Bluefeather—Ry finally remembered. It was the prison in
nearby Lomax County. When Marvin Burke had been sent far across the state to a facility known as Pennington nine years ago, Ry had become aware, for a brief period, of the state’s penal system. Bluefeather, if Ry’s memory was accurate, was high security. This man’s striped pajama bottoms and slippers were state-issued prison garb; that nice new overcoat was stolen; and those missing fingers had been sacrificed by a man desperate not to hear the cold finality of a door locking into place. It was the worst thing Ry could imagine—a wandering ex-convict happening upon their defenseless farm—yet he saw the tension escape from his mother’s bearings.
“I was just about to get started on supper,” she said. Ry knew it was the man’s hands that had clinched it. Jeremiah was old and weak and those were points in his favor. But hands like that could not wield a weapon. This man was at their mercy, not the other way around.

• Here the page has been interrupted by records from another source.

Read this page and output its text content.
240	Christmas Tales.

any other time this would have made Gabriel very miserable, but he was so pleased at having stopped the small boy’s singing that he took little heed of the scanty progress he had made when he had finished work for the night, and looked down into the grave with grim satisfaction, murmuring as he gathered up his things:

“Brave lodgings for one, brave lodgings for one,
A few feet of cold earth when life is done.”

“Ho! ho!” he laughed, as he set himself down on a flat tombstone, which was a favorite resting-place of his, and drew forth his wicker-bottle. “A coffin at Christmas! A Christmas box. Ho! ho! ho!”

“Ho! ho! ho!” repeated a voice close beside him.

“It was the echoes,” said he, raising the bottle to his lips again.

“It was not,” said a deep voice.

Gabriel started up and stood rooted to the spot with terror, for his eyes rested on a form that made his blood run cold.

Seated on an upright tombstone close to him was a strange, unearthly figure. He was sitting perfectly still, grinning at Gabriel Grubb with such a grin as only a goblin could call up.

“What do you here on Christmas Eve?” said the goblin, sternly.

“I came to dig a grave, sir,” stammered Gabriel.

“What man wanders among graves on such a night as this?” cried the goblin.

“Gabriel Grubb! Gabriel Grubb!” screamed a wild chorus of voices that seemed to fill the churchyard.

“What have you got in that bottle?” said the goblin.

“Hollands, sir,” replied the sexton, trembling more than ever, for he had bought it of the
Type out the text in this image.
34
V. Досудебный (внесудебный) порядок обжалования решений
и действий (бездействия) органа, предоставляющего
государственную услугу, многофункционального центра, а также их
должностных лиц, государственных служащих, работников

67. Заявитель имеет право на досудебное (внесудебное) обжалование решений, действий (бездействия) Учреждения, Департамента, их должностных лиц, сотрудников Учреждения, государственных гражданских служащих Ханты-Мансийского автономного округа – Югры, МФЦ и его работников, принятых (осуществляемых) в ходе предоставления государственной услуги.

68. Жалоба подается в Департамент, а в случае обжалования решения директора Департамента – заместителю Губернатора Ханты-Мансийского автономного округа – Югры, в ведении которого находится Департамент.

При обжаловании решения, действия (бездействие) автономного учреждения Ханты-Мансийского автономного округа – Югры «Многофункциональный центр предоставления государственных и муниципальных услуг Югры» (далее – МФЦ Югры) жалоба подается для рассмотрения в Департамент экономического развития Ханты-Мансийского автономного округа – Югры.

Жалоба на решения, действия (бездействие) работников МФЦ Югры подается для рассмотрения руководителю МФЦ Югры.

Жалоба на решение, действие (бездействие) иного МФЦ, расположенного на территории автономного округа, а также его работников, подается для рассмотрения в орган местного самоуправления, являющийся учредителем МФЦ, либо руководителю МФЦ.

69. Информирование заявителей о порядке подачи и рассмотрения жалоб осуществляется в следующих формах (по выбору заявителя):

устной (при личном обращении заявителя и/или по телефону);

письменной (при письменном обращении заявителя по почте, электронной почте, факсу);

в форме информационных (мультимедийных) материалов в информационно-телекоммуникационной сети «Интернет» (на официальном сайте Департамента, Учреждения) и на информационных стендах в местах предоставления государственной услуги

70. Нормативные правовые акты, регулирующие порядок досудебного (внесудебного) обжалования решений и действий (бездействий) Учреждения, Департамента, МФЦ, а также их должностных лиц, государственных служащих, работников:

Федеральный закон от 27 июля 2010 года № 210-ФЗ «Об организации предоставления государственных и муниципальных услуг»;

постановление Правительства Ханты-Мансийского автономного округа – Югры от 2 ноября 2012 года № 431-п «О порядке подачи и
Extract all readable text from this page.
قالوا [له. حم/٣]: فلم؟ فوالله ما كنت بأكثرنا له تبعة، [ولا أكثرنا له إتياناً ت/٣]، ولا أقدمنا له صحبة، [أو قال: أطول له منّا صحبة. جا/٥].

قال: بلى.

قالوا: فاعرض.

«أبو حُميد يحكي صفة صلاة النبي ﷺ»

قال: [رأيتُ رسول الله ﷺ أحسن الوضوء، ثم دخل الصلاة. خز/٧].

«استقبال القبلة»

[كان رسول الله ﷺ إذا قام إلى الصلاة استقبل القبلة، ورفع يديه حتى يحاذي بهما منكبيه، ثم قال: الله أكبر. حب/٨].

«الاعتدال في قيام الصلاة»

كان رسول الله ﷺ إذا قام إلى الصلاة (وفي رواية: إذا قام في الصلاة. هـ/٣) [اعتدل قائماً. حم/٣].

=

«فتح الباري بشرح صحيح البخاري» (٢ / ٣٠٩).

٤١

“There’s chicken,” Jo Beth said. “Dumplings, green beans, milk. Come along and we’ll fix you a plate. Then you can be on your way.”
I
t was a strange hour filled with the rattle and thuds of Jo Beth’s food preparation, the wheeze of the old fan on top of the fridge, and the incessant stream of chatter and coughing coming from Sarah. While Jeremiah sat hunched at the table with his hands in his lap, the girl crawled like a monkey over the rest of the furniture. Jeremiah tried to answer her first couple questions—
What is your middle and last name?
and
Do you like our dog
?—but before he could arrange the correct
order of syllables, Sarah hurried on to topics of even greater import. Within minutes a pattern was set that both of them could live with: She would ask questions and he would sit there too shell-shocked to respond.
There must have been at least a few boys of Ry’s age in Bluefeather, because Jeremiah found him the easiest to behold. Dozens of odd moments passed between them; it was as if the man could sense the convict blood that beat just beneath Ry’s skin. While Sarah badgered their guest with more rhetoricals—
If you could be shorter, how much shorter would you be?
—Ry wondered what this man had looked like before prison had stolen his fingers, bent his back, sucked the color from his flesh and the life from his eyes.